$SOL

Solana's on-chain metrics (SOL) are recording the most impressive results in recent weeks. However, while the ecosystem is lively, large investors seem less eager to stay and celebrate.

On one hand, Solana is breaking records in network usage; on the other hand, whales holding large amounts of SOL are quietly withdrawing. Is this a healthy 'capital rotation', or a sign that the 'smart money' group is seeking shelter?

Solana accelerates on-chain, but whales quietly offload their holdings.

According to data from SolanaFloor, in July, the Solana network achieved a record high in the number of non-voted monthly transactions. The average actual transaction processing speed (TPS) reached 1,318 TPS – the highest ever.

At the same time, data from DeFiLlama shows that the Total Value Locked (TVL) measured in native SOL tokens is currently at its highest level in over three years. This indicates that both users and DeFi protocols are tending to stay longer with the network.

However, behind the scenes, many whales are unstaking millions of USD SOL and transferring to Binance. The platform Lookonchain has discovered that Galaxy Digital just unstaked 250,000 SOL (equivalent to 40.7 million USD) and transferred to Binance today (6/8).

Another whale, tracked by Onchain Lens, also just unstaked 4.9 million USD SOL after two months of inactivity. After four years of staking, this address has quietly transferred more than 30 million USD SOL to Binance in recent months.

Whales withdraw as Hyperliquid takes the spotlight from Solana.

Despite a strong increase in on-chain activity, Solana's token price has not recorded many breakthroughs. Since the beginning of the year, SOL's price has dropped nearly 30%, while other 'big players' have seen impressive increases: BTC up 26%, ETH up 15%, and XRP up 48%.

One of the main reasons weakening Solana's growth narrative is the rise of the DEX Hyperliquid. Once the 'irreplaceable on-chain trading hub', Solana has lost its advantage to Hyperliquid – especially in the perpetual contract trading sector, attracting many high-end users.

"Hyperliquid has taken the entire spotlight from Solana... because they offer a simple yet extremely effective product," says Matthew Sigel, head of digital asset research at VanEck.

Meanwhile, Solana's technology roadmap is facing setbacks. Firedancer – a high-performance client expected to upgrade speed and stability – has not met the committed timelines.

Along with that are internal disputes, the departure of developers, and public conflicts, leading to a decline in community trust. According to Mr. Sigel, it is this technical and personnel instability that may be the reason whales are shifting assets, even though on-chain data still shows positive signals.

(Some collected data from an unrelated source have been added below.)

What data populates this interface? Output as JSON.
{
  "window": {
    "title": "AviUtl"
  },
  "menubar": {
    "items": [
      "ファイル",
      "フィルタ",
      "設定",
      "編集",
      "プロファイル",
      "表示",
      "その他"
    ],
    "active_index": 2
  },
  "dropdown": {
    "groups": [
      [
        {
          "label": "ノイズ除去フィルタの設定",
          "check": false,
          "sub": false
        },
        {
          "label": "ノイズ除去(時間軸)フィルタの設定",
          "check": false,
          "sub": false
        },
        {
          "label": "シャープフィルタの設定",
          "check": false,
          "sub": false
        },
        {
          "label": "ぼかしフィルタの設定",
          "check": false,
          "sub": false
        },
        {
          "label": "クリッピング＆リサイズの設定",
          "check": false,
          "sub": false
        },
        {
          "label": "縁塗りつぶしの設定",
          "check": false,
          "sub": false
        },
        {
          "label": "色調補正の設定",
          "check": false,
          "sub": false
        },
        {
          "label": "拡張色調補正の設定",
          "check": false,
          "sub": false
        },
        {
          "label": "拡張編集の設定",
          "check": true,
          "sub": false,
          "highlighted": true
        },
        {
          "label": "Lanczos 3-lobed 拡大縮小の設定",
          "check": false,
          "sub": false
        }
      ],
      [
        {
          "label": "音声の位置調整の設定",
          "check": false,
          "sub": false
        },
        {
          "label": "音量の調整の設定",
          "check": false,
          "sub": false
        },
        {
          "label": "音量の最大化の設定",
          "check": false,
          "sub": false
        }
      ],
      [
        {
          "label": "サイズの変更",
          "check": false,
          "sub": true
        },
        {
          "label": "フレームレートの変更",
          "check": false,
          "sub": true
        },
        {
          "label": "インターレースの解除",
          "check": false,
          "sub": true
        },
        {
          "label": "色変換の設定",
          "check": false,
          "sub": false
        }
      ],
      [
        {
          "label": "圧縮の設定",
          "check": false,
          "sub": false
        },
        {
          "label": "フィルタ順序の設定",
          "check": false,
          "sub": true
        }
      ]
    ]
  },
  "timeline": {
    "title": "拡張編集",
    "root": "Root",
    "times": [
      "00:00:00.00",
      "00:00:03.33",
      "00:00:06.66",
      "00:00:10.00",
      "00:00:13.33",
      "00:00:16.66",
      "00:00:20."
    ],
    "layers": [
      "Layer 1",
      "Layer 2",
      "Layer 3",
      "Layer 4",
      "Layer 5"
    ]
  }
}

However, not all large wallets are withdrawing. A recent analysis from Ted shows a purchase transaction of 12 million USD SOL on Binance, after which this amount of tokens was staked back on Kamino Finance – indicating that there are still whales 'buying the dip'.

Meanwhile, Solana continues to maintain a significant advantage in transaction processing speed, and its ecosystem has matured, no longer revolving solely around memecoins as before. However, to attract financial institutions and large capital flows, the network needs to ensure stability and long-term trust – two factors that Solana's technical roadmap has not fully met.

"Solana needs to focus on communicating not only about technical capabilities but also about long-term stability," Mr. Sigel commented.

As of the time of writing, SOL is trading at 163.5 USD, down more than 3% in the past 24 hours.